Er hat einmal die amerikanischen TV-Serien «Dallas» und «Denver Clan» verglichen. Im «Spiegel» war das, für den er ein paar Jahre arbeitete. Er urteilte ein bisschen freihändig. «Dallas» gewann, aber irgendwie klang es nach Marx, was er schrieb. Nach Karl Marx, nicht nach Groucho – und es klang ziemlich gut und ziemlich cool damals.

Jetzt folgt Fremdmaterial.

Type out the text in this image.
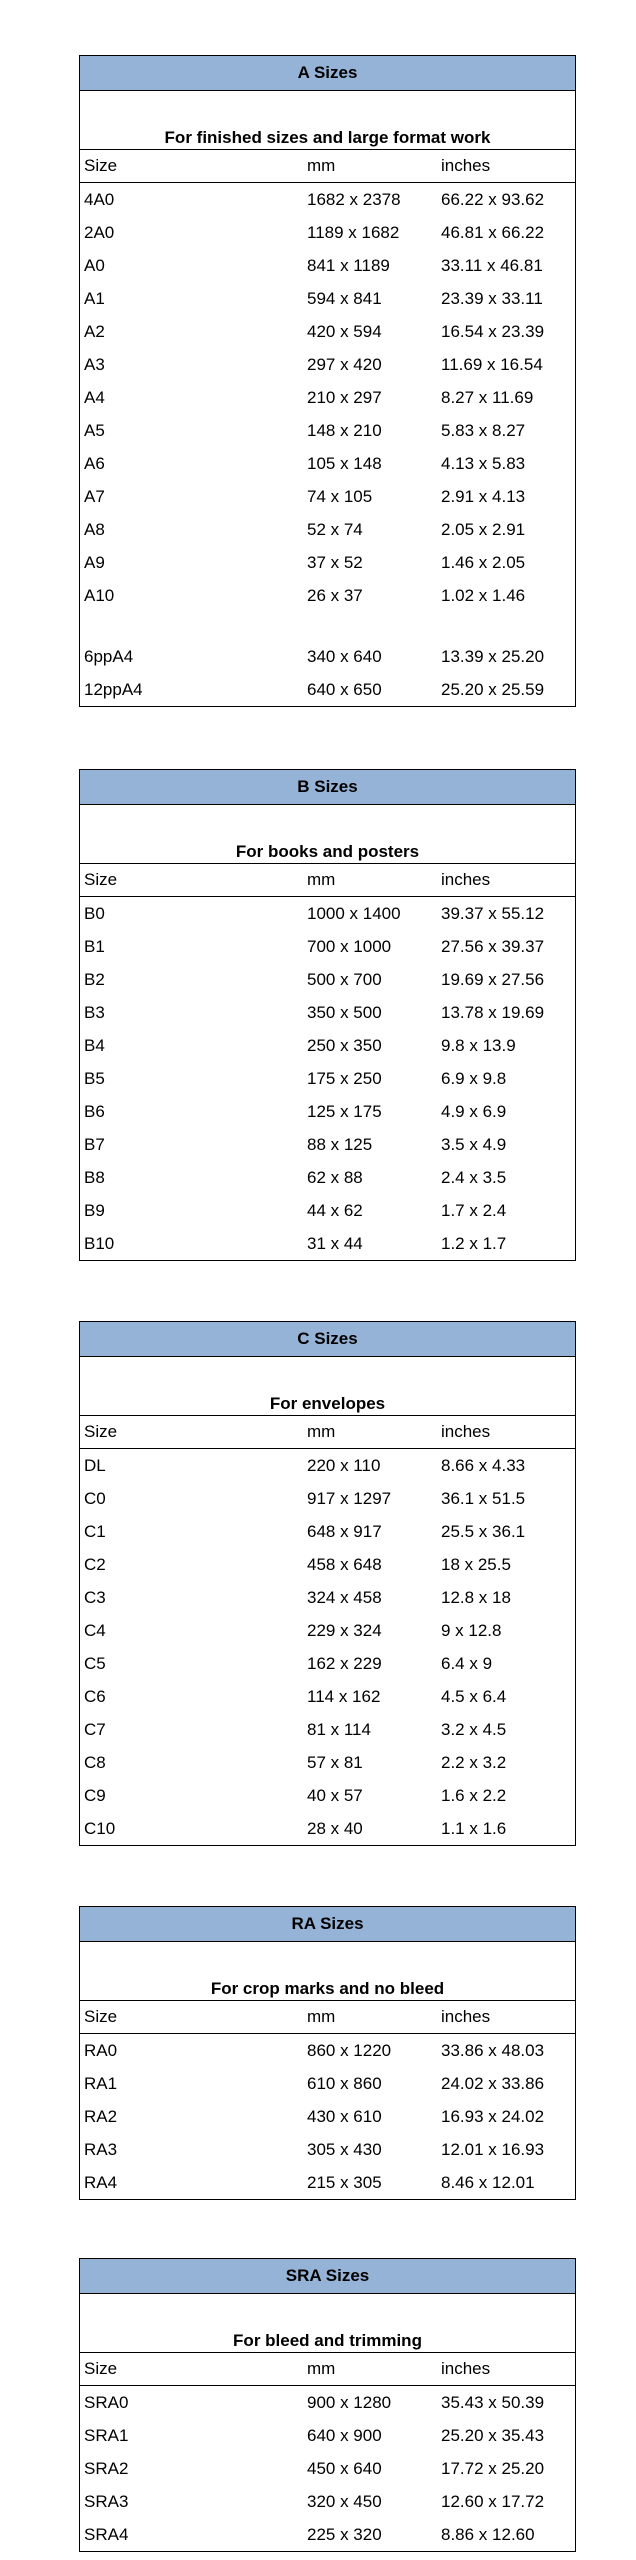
A Sizes
For finished sizes and large format work
Size	mm	inches
4A0	1682 x 2378	66.22 x 93.62
2A0	1189 x 1682	46.81 x 66.22
A0	841 x 1189	33.11 x 46.81
A1	594 x 841	23.39 x 33.11
A2	420 x 594	16.54 x 23.39
A3	297 x 420	11.69 x 16.54
A4	210 x 297	8.27 x 11.69
A5	148 x 210	5.83 x 8.27
A6	105 x 148	4.13 x 5.83
A7	74 x 105	2.91 x 4.13
A8	52 x 74	2.05 x 2.91
A9	37 x 52	1.46 x 2.05
A10	26 x 37	1.02 x 1.46
6ppA4	340 x 640	13.39 x 25.20
12ppA4	640 x 650	25.20 x 25.59
B Sizes
For books and posters
Size	mm	inches
B0	1000 x 1400	39.37 x 55.12
B1	700 x 1000	27.56 x 39.37
B2	500 x 700	19.69 x 27.56
B3	350 x 500	13.78 x 19.69
B4	250 x 350	9.8 x 13.9
B5	175 x 250	6.9 x 9.8
B6	125 x 175	4.9 x 6.9
B7	88 x 125	3.5 x 4.9
B8	62 x 88	2.4 x 3.5
B9	44 x 62	1.7 x 2.4
B10	31 x 44	1.2 x 1.7
C Sizes
For envelopes
Size	mm	inches
DL	220 x 110	8.66 x 4.33
C0	917 x 1297	36.1 x 51.5
C1	648 x 917	25.5 x 36.1
C2	458 x 648	18 x 25.5
C3	324 x 458	12.8 x 18
C4	229 x 324	9 x 12.8
C5	162 x 229	6.4 x 9
C6	114 x 162	4.5 x 6.4
C7	81 x 114	3.2 x 4.5
C8	57 x 81	2.2 x 3.2
C9	40 x 57	1.6 x 2.2
C10	28 x 40	1.1 x 1.6
RA Sizes
For crop marks and no bleed
Size	mm	inches
RA0	860 x 1220	33.86 x 48.03
RA1	610 x 860	24.02 x 33.86
RA2	430 x 610	16.93 x 24.02
RA3	305 x 430	12.01 x 16.93
RA4	215 x 305	8.46 x 12.01
SRA Sizes
For bleed and trimming
Size	mm	inches
SRA0	900 x 1280	35.43 x 50.39
SRA1	640 x 900	25.20 x 35.43
SRA2	450 x 640	17.72 x 25.20
SRA3	320 x 450	12.60 x 17.72
SRA4	225 x 320	8.86 x 12.60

Diedrich Diederichsen wird schnell Kult in dieser Zeit. Er arbeitet für eine bekannte Werbefirma und schreibt für die wichtigen Blätter über allerlei Themen der populären Kultur: TV-Serien, Film, Kunst. Vor allem aber schreibt er über Popmusik – und er wird eine Instanz, eine stilprägende Figur.
Ein Mann der Thesen
Die Musikzeitschriften «Sounds» und «Spex» sind das Forum. Hier ist Platz für Leitartikel und zahllose Musikkritiken, die Einfluss gewinnen, weit über die Leser und Fans der Musik hinaus. Ein bisschen ist er jetzt selbst ein Star.
Diederichsens Methode: Setze die These! Das macht den Erfolg. Setze Thesen zur Popmusik, zu einzelnen Musikern, Bands und ganzen Stilrichtungen. Setze Thesen zur Musik, egal wie steil oder abwegig und hebe sie in die Öffentlichkeit. Schreibe prononciert und provokant. Urteile im Schwarz-Weiss-Modus und am besten definitiv. «1500 Schallplatten» sind sein Thema in den 80er-Jahren. Ein Buch wird später daraus.

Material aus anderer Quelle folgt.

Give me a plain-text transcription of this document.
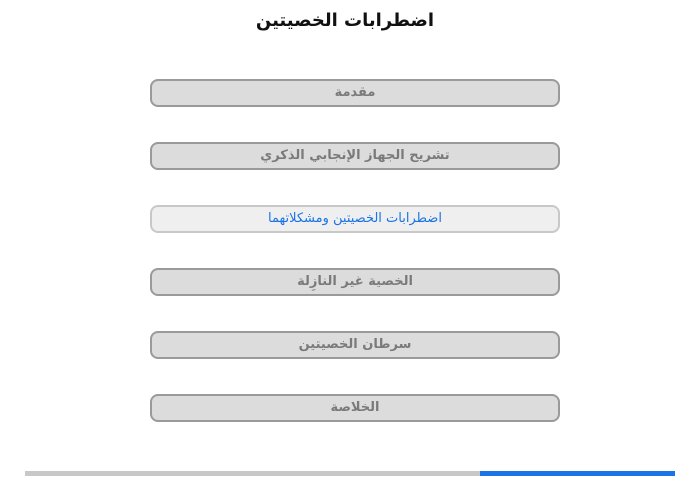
اضطرابات الخصيتين
مقدمة
تشريح الجهاز الإنجابي الذكري
اضطرابات الخصيتين ومشكلاتهما
الخصية غير النازِلة
سرطان الخصيتين
الخلاصة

Theorien von Lacan bis Adorno
Früh fällt seine Erfahrungsarmut auf. Man hört und sieht oft kaum, wovon er spricht. Dafür gibt es einen eigenen, gut geschriebenen Diederichsen-Sound und ganz viel Theorie. Genauer: Variable Modelle aus dem Theoriebaukasten von Lacan bis Adorno. Das macht Eindruck, trifft aber nur nebenbei die Musik, von der er redet.
Diedrich Diederichsen wird Professor. Hochschulen in Deutschland und den USA vergeben Lehraufträge. Der Zug zum Diktat ist nun kaum mehr zu übersehen. Er ist Jahrgang 1957 und lehrt erst an der Merz Akademie Stuttgart und seit 2006 an der Akademie der bildenden Künste in Wien. Zehn Jahre hat der Autor an seinem neuen Buch «Über Pop-Musik» gearbeitet. Theoriebildung ist jetzt amtlich sein Metier. Der Dozent Diederichsen doziert. Aber was er verloren hat, ist das Talent zum Schreiben, zum Erzählen, zum Erzählen von den Erzählungen der Popmusik.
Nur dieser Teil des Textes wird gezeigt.